Work reported in [Kshitij Sharma, 1997] is based on a syntactic pattern
recognition approach. This system is aimed at the recognition of machine
printed characters and claims an accuracy of about 90%. Standard
pre-processing techniques have been used in this system. This is followed
by the feature extraction for which the image of each letter is
partitioned into nine equal regions by placing a 3x3 grid over it. This
grid is uniformly distributed over the whole image, and no scaling to a
standard size is required. Each section of the grid is then searched for
four primitives (features): 1. Joint points 2. Crosses 3. Tails and 4.
Isolated points. The primitives from each section are then coded to form a
108-element binary feature vector. This vector is then matched with stored
description for recognition. A neural network like approach has been used
for feature matching and classification. The above system recognizes the
basic characters and matras/modifiers separately. The information has to
be put together to get the desired output.

Chaudhuri and Pal, ISI Calcutta presented an OCR system for printed
Devanagari script which claims an accuracy of 95% at the character level.
In this system some standard and some new techniques have been used for
preprocessing. However, thinning has not been carried out on the images.
>From zonal information and shape characteristics, the basic, modified and
compound characters are separated for convenience of classification.
Modified and basic characters are recognized by a structural feature based
binary tree classifier while the compound characters are aimed to be
recognized by a hybrid approach.

The system makes use of a principal set of simple stroke based features
for the classification purposes. The features are searched in the middle
zone of the basic character, which has not been divided into any further
sections. Also, at some nodes of the classifier other additional features
(like number of crossings, projection profile) are used to further
differentiate between a subgroup/class of characters at that node. To
detect the modified characters, the upper and lower zones are inspected

The system developed at TIFR by [Sinha and Mahabala, 1979] uses a novel
approach of a syntactic classifier with an embedded picture language
"PLANG" (picture language for a class of pictures) to solve the problem of
Devanagari ICR. The system has been designed to handle both hand written
and machine printed characters. The system can be conceptually divided
into 2 primary modules namely: a) The Primitive Identification module and
b) Picture Language Monitor.
The Primitive Identification module deploys standard image processing
algorithms for pre-processing. The system is extensible to recognize
variants of the basic character shape.
Each character is associated with a PLANG sentence corresponding to a
picture frame. The PLANG sentence' components are, Primitives: which are
terminal symbols of the language, Partitioning functions: which partition
the picture frame to extract the regions, essentially, a N x N grid,
Macros: which are the non-terminal symbols of the language, which can be
expressed in terms of other non-terminals or itself or terminals, Frame
operations: which comprise the set of operations (append and superimpose)
on the picture frames to generate the characters.
To increase the accuracy of the system and reduce the computational costs,
contextual information regarding the occurrences of certain primitives and
their combinations and their restrictions are also used.
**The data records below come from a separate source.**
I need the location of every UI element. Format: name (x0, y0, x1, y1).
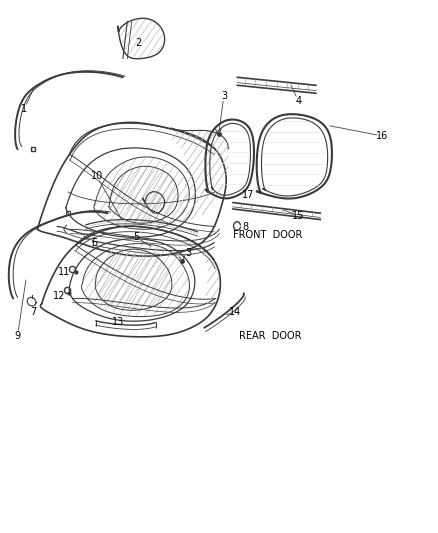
Text: FRONT  DOOR: FRONT DOOR (232, 230, 301, 239)
Text: 17: 17 (241, 190, 254, 199)
Text: 13: 13 (112, 318, 124, 327)
Text: 16: 16 (375, 131, 387, 141)
Text: 7: 7 (30, 307, 36, 317)
Text: 12: 12 (53, 291, 65, 301)
Text: 6: 6 (91, 238, 97, 247)
Text: 3: 3 (185, 248, 191, 258)
Text: 9: 9 (14, 331, 21, 341)
Text: 10: 10 (90, 171, 102, 181)
Text: 15: 15 (292, 211, 304, 221)
Text: 2: 2 (135, 38, 141, 47)
Text: 14: 14 (228, 307, 240, 317)
Text: 1: 1 (21, 104, 27, 114)
Text: 5: 5 (133, 232, 139, 242)
Text: 3: 3 (220, 91, 226, 101)
Text: 11: 11 (57, 267, 70, 277)
Text: 4: 4 (295, 96, 301, 106)
Text: REAR  DOOR: REAR DOOR (239, 331, 301, 341)
Text: 8: 8 (242, 222, 248, 231)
Testing of the Indian script ICR/OCR systems has not been exhaustive as
there exists a lack of standard test databases (ground truthed data) of
the Indian languages. Also, there is a lack of any statistical analysis or
a government approved/recommended fonts and/or databases. Any effort
invested towards these activities could go a long way towards furthering
the research and commercial systems in recognition of machine and hand
printed Indian languages.
The use of techniques from the AI community to build robust classifiers
and learning systems could greatly aid the quality of recognition systems.